Wayan Purni Asih (21) mengalami kelainan tulang yang amat memprihatinkan. Bayangkan, dari usia 6 tahun, tulangnya tiba-tiba patah tanpa sebab. Dalam rentang 15 tahun, tercatat 17 kali sudah ia mengalami patah tulang. Ia, maupun orang tuanya tak paham akan apa yang terjadi, tapi harapan mereka besar, kelak kesembuhan dirasakan gadis itu. Selamat menyimak!

Keluarga dan teman-teman memanggilku Purni. Dari cerita ibu, aku lahir sehat dan tumbuh normal seperti bayi pada umumnya. Umur 12 bulan aku sudah berjalan. Dan, seiring dengan bertambahnya usia, aku juga bisa berlari-lari bebas seperti anak-anak seusiaku di kampung. Sampai suatu ketika, seingatku, waktu mau didaftarkan ke sekolah, kakiku tiba-tiba patah.

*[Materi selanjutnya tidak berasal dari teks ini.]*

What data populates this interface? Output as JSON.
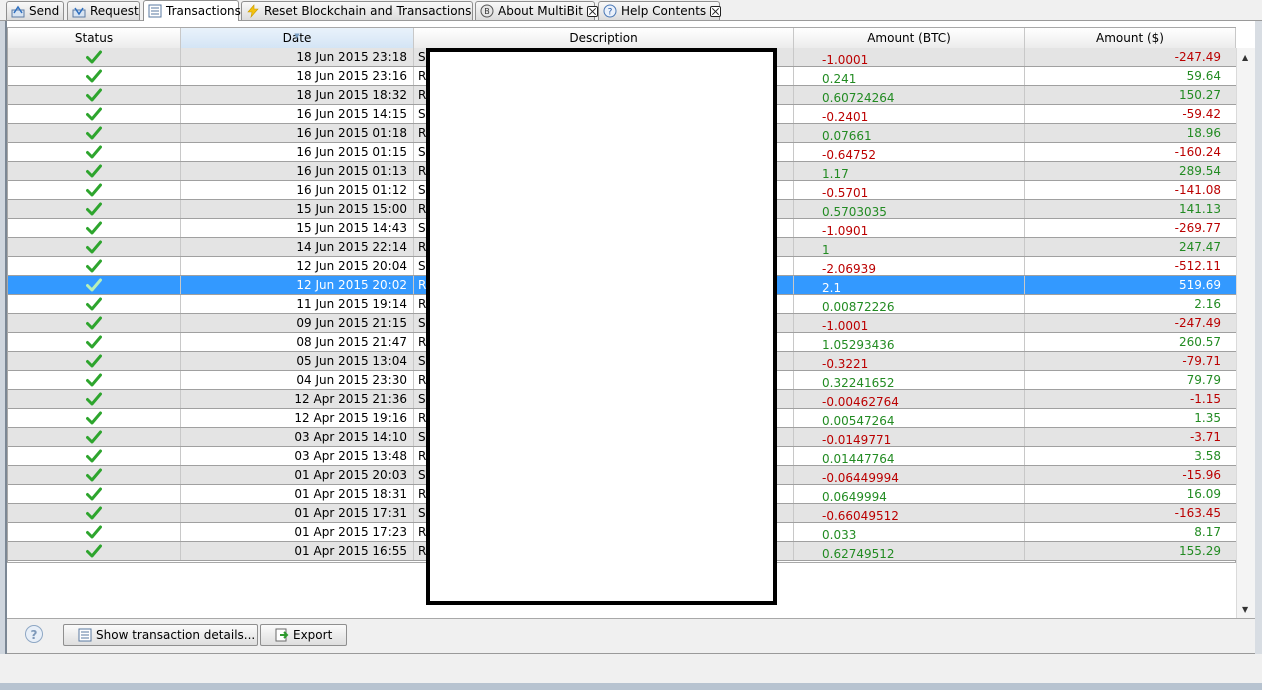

Umurku baru 6 tahun ketika itu. Ceritanya, aku sedang bermain seperti biasanya dengan teman-teman. Tanpa gejala yang jelas, tiba-tiba aku jatuh dan tidak bisa berdiri. Rasanya sakit sekali. Aku hanya bisa menangis sejadi-jadinya. Juga aku sedih, karena kalau aku tak bisa berjalan, berarti aku tidak dapat bermain lagi dengan teman-teman. Oh, malang nian!

Masih terekam di ingatanku, orang tuaku, Nyoman Astika dan Komang Kemi, waktu itu cepat menolongku semampu mereka. Aku dibawa ke balian (dukun) tulang di kawasan Besakih. Syukurlah, setelah di urut, kakiku bisa diluruskan dan aku bisa berjalan seperti sebelumnya. Wah senangnya, aku juga bisa bermain kembali.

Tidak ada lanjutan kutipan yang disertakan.